Price action last week in the charts of three bellwethers suggests that this year’s ‘October surprise’ could arrive right on schedule and that it could be a doozy. The first shows the dollar’s so-far shallow correction off a minor Hidden Pivot rally target. This portends yet more strength, threatening to turn Powell’s tightening regime into a globally ruinous debt deflation. Second, rates on the 30-Year Bond topped at 4.81%, precisely matching the prediction featured here last week. And now let me add this detail: If yields pop above 4.81%, they should be presumed headed for exactly 4.98%, a top that I regard as very unlikely to be surpassed. Interest rates presumably would fall thereafter — for a long, long time — discounting a weakening economy bound for, if not depression, then at least a very severe and prolonged recession. Don’t expect falling rates to stimulate economic growth, since asset values will be falling even more steeply. That means rates will actually be rising in real terms, as occurred during the nearly fatal debt deflation of 2007-08.
One of the updated charts packed quite a surprise: NYMEX Crude. We’ve been quite bullish on oil since early this year, when quotes were lingering around $72/barrel. However, the rally turned unusually steep in May and hit a high last week at 95.03 that fell a few dollars shy of a $98 target we’d been using as a minimum upside objective. This prompted a look at a longer-term chart. Lo, the weekly bars imply an impending run-up to $117 a barrel. Moreover, last week’s decisive move through the pattern’s Hidden Pivot midpoint at 90.67 implies that a surge to $117 is no worse than an even-money bet. Could this mean that a long-anticipated war in the Middle East is about to break about?
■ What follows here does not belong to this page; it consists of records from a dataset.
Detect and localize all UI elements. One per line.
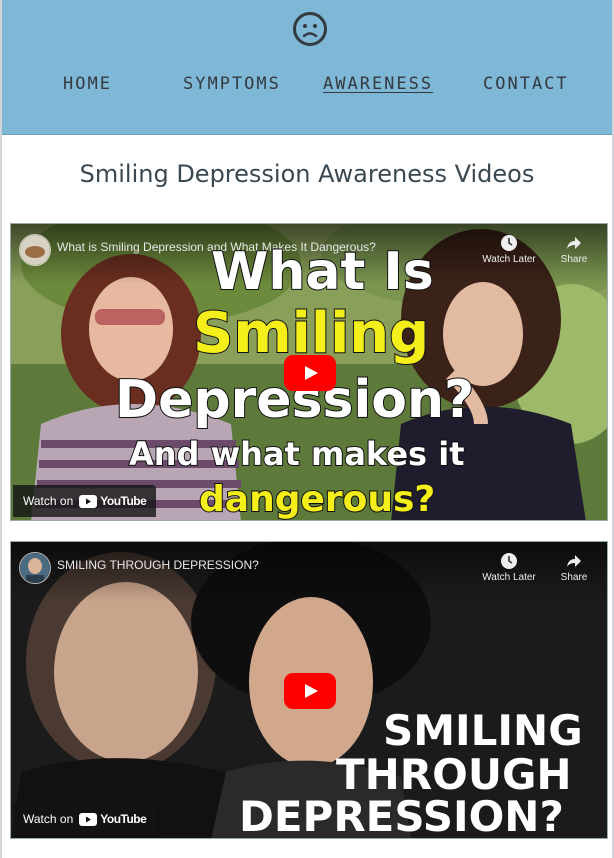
- youtube-logo: YouTube: [79, 494, 147, 508]
- share-arrow-icon: [567, 237, 581, 249]
- clock-icon: [501, 553, 517, 569]
- site-header: HOME SYMPTOMS AWARENESS CONTACT: [2, 0, 612, 135]
- thumbnail-text-line: SMILING: [383, 706, 583, 755]
- youtube-logo: YouTube: [79, 812, 147, 826]
- watch-later-label: Watch Later: [482, 254, 536, 265]
- thumbnail-text-line: DEPRESSION?: [239, 792, 564, 839]
- thumbnail-text-line: Smiling: [192, 301, 430, 366]
- share-label: Share: [560, 254, 588, 265]
- thumbnail-text-line: dangerous?: [198, 479, 436, 520]
- video-embed[interactable]: What is Smiling Depression and What Make…: [10, 223, 608, 521]
- share-button[interactable]: Share: [542, 552, 606, 583]
- thumbnail-text-line: And what makes it: [128, 435, 465, 473]
- youtube-wordmark: YouTube: [100, 812, 147, 826]
- nav-item-home[interactable]: HOME: [63, 74, 112, 94]
- share-label: Share: [560, 572, 588, 583]
- channel-avatar[interactable]: [19, 234, 51, 266]
- watch-on-label: Watch on: [23, 812, 74, 826]
- thumbnail-text-line: What Is: [210, 242, 435, 302]
- youtube-play-icon[interactable]: [284, 673, 336, 709]
- youtube-logo-icon: [79, 812, 98, 826]
- youtube-wordmark: YouTube: [100, 494, 147, 508]
- video-title[interactable]: SMILING THROUGH DEPRESSION?: [57, 558, 259, 572]
- youtube-play-icon[interactable]: [284, 355, 336, 391]
- watch-later-button[interactable]: Watch Later: [477, 552, 541, 583]
- channel-avatar[interactable]: [19, 552, 51, 584]
- thumbnail-text-line: THROUGH: [336, 750, 572, 799]
- page-title: Smiling Depression Awareness Videos: [79, 160, 535, 188]
- nav-item-contact[interactable]: CONTACT: [483, 74, 569, 94]
- nav-item-awareness[interactable]: AWARENESS: [323, 74, 433, 94]
- watch-on-youtube-button[interactable]: Watch on YouTube: [13, 803, 157, 835]
- clock-icon: [501, 235, 517, 251]
- video-embed[interactable]: SMILING THROUGH DEPRESSION? Watch Later …: [10, 541, 608, 839]
- watch-on-label: Watch on: [23, 494, 74, 508]
- watch-later-button[interactable]: Watch Later: [477, 234, 541, 265]
- youtube-logo-icon: [79, 494, 98, 508]
- nav-item-symptoms[interactable]: SYMPTOMS: [183, 74, 281, 94]
- share-arrow-icon: [567, 555, 581, 567]
- watch-later-label: Watch Later: [482, 572, 536, 583]
- neutral-face-icon[interactable]: [292, 11, 328, 47]
- watch-on-youtube-button[interactable]: Watch on YouTube: [13, 485, 157, 517]
- share-button[interactable]: Share: [542, 234, 606, 265]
Regardless, if the price of oil is in fact bound for $117, something world-shaking is about to occur.
October the month of Halloween, Harry Potter, hobgoblins and Black Pope Vatican See.
When markets break outside their normal range, they tell us something re capital preservation, worth noting for our positions.
In the case of $USD, target + 52 % from 106.908 to 162, Normal Risk to 103.7, they tell us Cash is King.
$TYX target + 54 % from 4.8386% to 7.4 % tells us credit tightening to new highs may attempt to balance our economy by repossessing debtors, seizing litigants with 87,000 armed IRS agents and 240,000 DHS agents.
$WTIC Target + 62 % from 88.46 to 143.01, Normal Risk to 83.6 suggests inflation accelerating for now.
The counter-intuitive wild card is GLD’s inside target of – 5 % from 170.08 to 161, Normal Risk to 185.39.
Watched targets can require exceptional patience.